>Ok, Lets say that you are correct about the DOS.
>Please explain the possible problem. Given my solution already in place.
Looks like you've got a pretty solid solution in place.
So, only two ways I can think of that'd make a headache for you if you
used SPF, targeting your system itself (rather than a dDOS on your
upstream DNS caches, DNS root servers, or other authoritative server
by attacking not so much your system as other systems that share your
upstream caches):
1. Use widespread zombie machines to inject lots of email with
suitably forged MAIL FROM:<[EMAIL PROTECTED]>, so you do lots of
SPF lookups on arbitrary data.
2. Use intermediate relays to do the same thing, except now the
emails come from systems you "trust" to not try to exploit you
(though those relays presumably can't be using SPF to reject
incoming email that appears to be forged).

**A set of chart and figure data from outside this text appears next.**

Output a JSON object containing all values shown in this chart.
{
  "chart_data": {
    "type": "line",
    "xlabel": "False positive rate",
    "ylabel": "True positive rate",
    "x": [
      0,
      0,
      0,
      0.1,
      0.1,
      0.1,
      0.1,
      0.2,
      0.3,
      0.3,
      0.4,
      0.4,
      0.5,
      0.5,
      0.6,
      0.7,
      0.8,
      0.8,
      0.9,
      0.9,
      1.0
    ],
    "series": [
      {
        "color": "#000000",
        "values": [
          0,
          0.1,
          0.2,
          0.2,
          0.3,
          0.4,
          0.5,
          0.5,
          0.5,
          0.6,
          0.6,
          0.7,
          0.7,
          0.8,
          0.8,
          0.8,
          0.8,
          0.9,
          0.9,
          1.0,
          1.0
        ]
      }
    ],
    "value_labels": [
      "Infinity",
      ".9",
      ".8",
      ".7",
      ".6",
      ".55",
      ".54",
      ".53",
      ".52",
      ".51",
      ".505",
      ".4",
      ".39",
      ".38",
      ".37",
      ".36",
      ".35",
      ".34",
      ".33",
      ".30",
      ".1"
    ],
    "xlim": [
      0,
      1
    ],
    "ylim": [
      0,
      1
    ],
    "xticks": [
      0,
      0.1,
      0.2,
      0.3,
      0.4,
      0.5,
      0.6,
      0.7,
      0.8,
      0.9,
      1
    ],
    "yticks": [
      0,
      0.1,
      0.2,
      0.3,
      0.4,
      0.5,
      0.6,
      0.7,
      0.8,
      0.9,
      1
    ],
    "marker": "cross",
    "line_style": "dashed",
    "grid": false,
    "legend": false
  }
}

If your incoming email flow is kept low enough, #1 won't pose much of
a problem, since your solutions already will respond by reducing
incoming email flow even more during the attack.
And #2 is more of a policy matter, which can be addressed once the
problem is noticed.
Therefore, this does indeed remain primarily a theoretical concern
with the architecture of SPF for someone like yourself.
The reality is likely to be that spammers will just forge domain names
that either don't publish SPF records, or that publish overly
permissive SPF records, just as they shifted from not forging to
forging random domain names, and later from forging random domain
names to forging random *existing* domain names, in response to the
various anti-UBM countermeasures that were deployed in the past.
As long as spammers can find enough domain names to get them past SPF
checks, they'll have little incentive to attack SPF per se.
Still, I'd feel better if there were assurances that DNS lookups based
on arbitrary data supplied by potentially hostile entities (which
includes SPF lookups in response to SMTP clients saying "MAIL
FROM:<...>") were "firewalled", or kept separate, from traditional
(outreaching) DNS lookups by, say, using a separate set of caches and
servers on port 54 (or some other new reserved port) instead of port
53.
But that's probably better discussed on the pertinent SPF and DNS
mailing lists. Certainly qpsmtpd wouldn't care!